According to Snyder Frenier, cyber insurance professionals and the clients they serve can learn a lot from this attack.

“Cyber resiliency is not just about having better firewalls or more MFA, it must include a true third-party risk management plan, understanding the cybersecurity of the third parties that you’re contracting with and then creating redundancies,” she said.

In the case of businesses solely relying on the capabilities of Change Healthcare, it is wise that they also look to alternative means of collecting payments and not putting all their eggs in one basket.

It is important to have incident response, business continuity and disaster recovery plans in place alongside tabletop exercises to practice those plans.

Furthermore, Snyder Frenier thinks that cyber underwriters could benefit from understanding cyber risk from an alternative angle.

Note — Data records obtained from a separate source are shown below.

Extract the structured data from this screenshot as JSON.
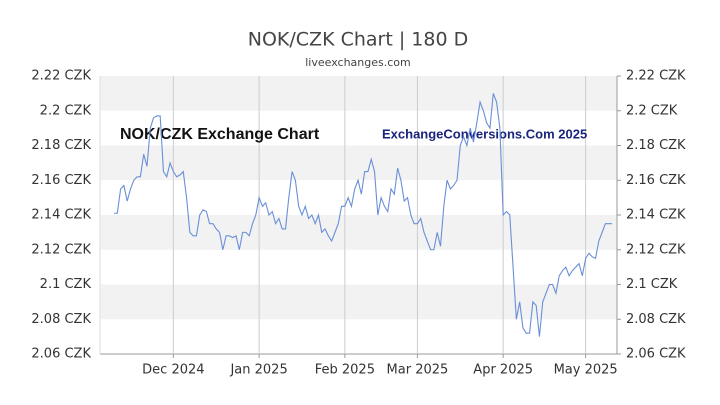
{
  "chart_data": {
    "type": "line",
    "title": "NOK/CZK Chart | 180 D",
    "subtitle": "liveexchanges.com",
    "annotations": [
      "NOK/CZK Exchange Chart",
      "ExchangeConversions.Com 2025"
    ],
    "categories": [
      null,
      null,
      null,
      null,
      null,
      null,
      null,
      null,
      null,
      null,
      null,
      null,
      null,
      null,
      null,
      null,
      null,
      null,
      "Dec 2024",
      null,
      null,
      null,
      null,
      null,
      null,
      null,
      null,
      null,
      null,
      null,
      null,
      null,
      null,
      null,
      null,
      null,
      null,
      null,
      null,
      null,
      null,
      null,
      null,
      null,
      "Jan 2025",
      null,
      null,
      null,
      null,
      null,
      null,
      null,
      null,
      null,
      null,
      null,
      null,
      null,
      null,
      null,
      null,
      null,
      null,
      null,
      null,
      null,
      null,
      null,
      null,
      null,
      "Feb 2025",
      null,
      null,
      null,
      null,
      null,
      null,
      null,
      null,
      null,
      null,
      null,
      null,
      null,
      null,
      null,
      null,
      null,
      null,
      null,
      null,
      null,
      "Mar 2025",
      null,
      null,
      null,
      null,
      null,
      null,
      null,
      null,
      null,
      null,
      null,
      null,
      null,
      null,
      null,
      null,
      null,
      null,
      null,
      null,
      null,
      null,
      null,
      null,
      null,
      "Apr 2025",
      null,
      null,
      null,
      null,
      null,
      null,
      null,
      null,
      null,
      null,
      null,
      null,
      null,
      null,
      null,
      null,
      null,
      null,
      null,
      null,
      null,
      null,
      null,
      null,
      "May 2025",
      null,
      null,
      null,
      null,
      null,
      null,
      null,
      null
    ],
    "series": [
      {
        "name": "NOK/CZK",
        "color": "#6a8fd8",
        "values": [
          2.141,
          2.141,
          2.155,
          2.157,
          2.148,
          2.155,
          2.16,
          2.162,
          2.162,
          2.175,
          2.168,
          2.19,
          2.196,
          2.197,
          2.197,
          2.165,
          2.162,
          2.17,
          2.165,
          2.162,
          2.163,
          2.165,
          2.15,
          2.13,
          2.128,
          2.128,
          2.14,
          2.143,
          2.142,
          2.135,
          2.135,
          2.132,
          2.13,
          2.12,
          2.128,
          2.128,
          2.127,
          2.128,
          2.12,
          2.13,
          2.13,
          2.128,
          2.135,
          2.14,
          2.15,
          2.145,
          2.147,
          2.14,
          2.142,
          2.135,
          2.138,
          2.132,
          2.132,
          2.15,
          2.165,
          2.16,
          2.145,
          2.14,
          2.145,
          2.138,
          2.14,
          2.135,
          2.14,
          2.13,
          2.132,
          2.128,
          2.125,
          2.13,
          2.135,
          2.145,
          2.145,
          2.15,
          2.145,
          2.155,
          2.16,
          2.152,
          2.165,
          2.165,
          2.172,
          2.165,
          2.14,
          2.15,
          2.145,
          2.142,
          2.155,
          2.152,
          2.167,
          2.16,
          2.148,
          2.15,
          2.14,
          2.135,
          2.135,
          2.138,
          2.13,
          2.125,
          2.12,
          2.12,
          2.13,
          2.122,
          2.145,
          2.16,
          2.155,
          2.157,
          2.16,
          2.18,
          2.185,
          2.18,
          2.19,
          2.182,
          2.193,
          2.205,
          2.2,
          2.193,
          2.19,
          2.21,
          2.205,
          2.19,
          2.14,
          2.142,
          2.14,
          2.11,
          2.08,
          2.09,
          2.075,
          2.072,
          2.072,
          2.09,
          2.088,
          2.07,
          2.09,
          2.095,
          2.1,
          2.1,
          2.095,
          2.105,
          2.108,
          2.11,
          2.105,
          2.108,
          2.11,
          2.112,
          2.105,
          2.115,
          2.118,
          2.116,
          2.115,
          2.125,
          2.13,
          2.135,
          2.135,
          2.135
        ]
      }
    ],
    "ylim": [
      2.06,
      2.22
    ],
    "yticks": [
      {
        "value": 2.06,
        "label": "2.06 CZK"
      },
      {
        "value": 2.08,
        "label": "2.08 CZK"
      },
      {
        "value": 2.1,
        "label": "2.1 CZK"
      },
      {
        "value": 2.12,
        "label": "2.12 CZK"
      },
      {
        "value": 2.14,
        "label": "2.14 CZK"
      },
      {
        "value": 2.16,
        "label": "2.16 CZK"
      },
      {
        "value": 2.18,
        "label": "2.18 CZK"
      },
      {
        "value": 2.2,
        "label": "2.2 CZK"
      },
      {
        "value": 2.22,
        "label": "2.22 CZK"
      }
    ],
    "grid": true
  }
}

“We don’t typically see underwriters asking a lot of questions around single points of failure within an industry. There’s a lot of focus on systemic risk in cyber insurance that focuses on what happens if there’s an outage of a cloud service provider or what happens if there’s an outage or a critical vulnerability that’s exploited in an operating system,” she said.

“But are they pulling back and looking across the entire industry to identify the single points of failure since there’s only so many companies that service particular needs of the healthcare ecosystem like Change Healthcare?”

However, Snyder Frenier is optimistic that the Change Healthcare breach will enable positive changes on understanding and underwriting cyber risk.

“There will certainly be a lot of lessons learned,” she said.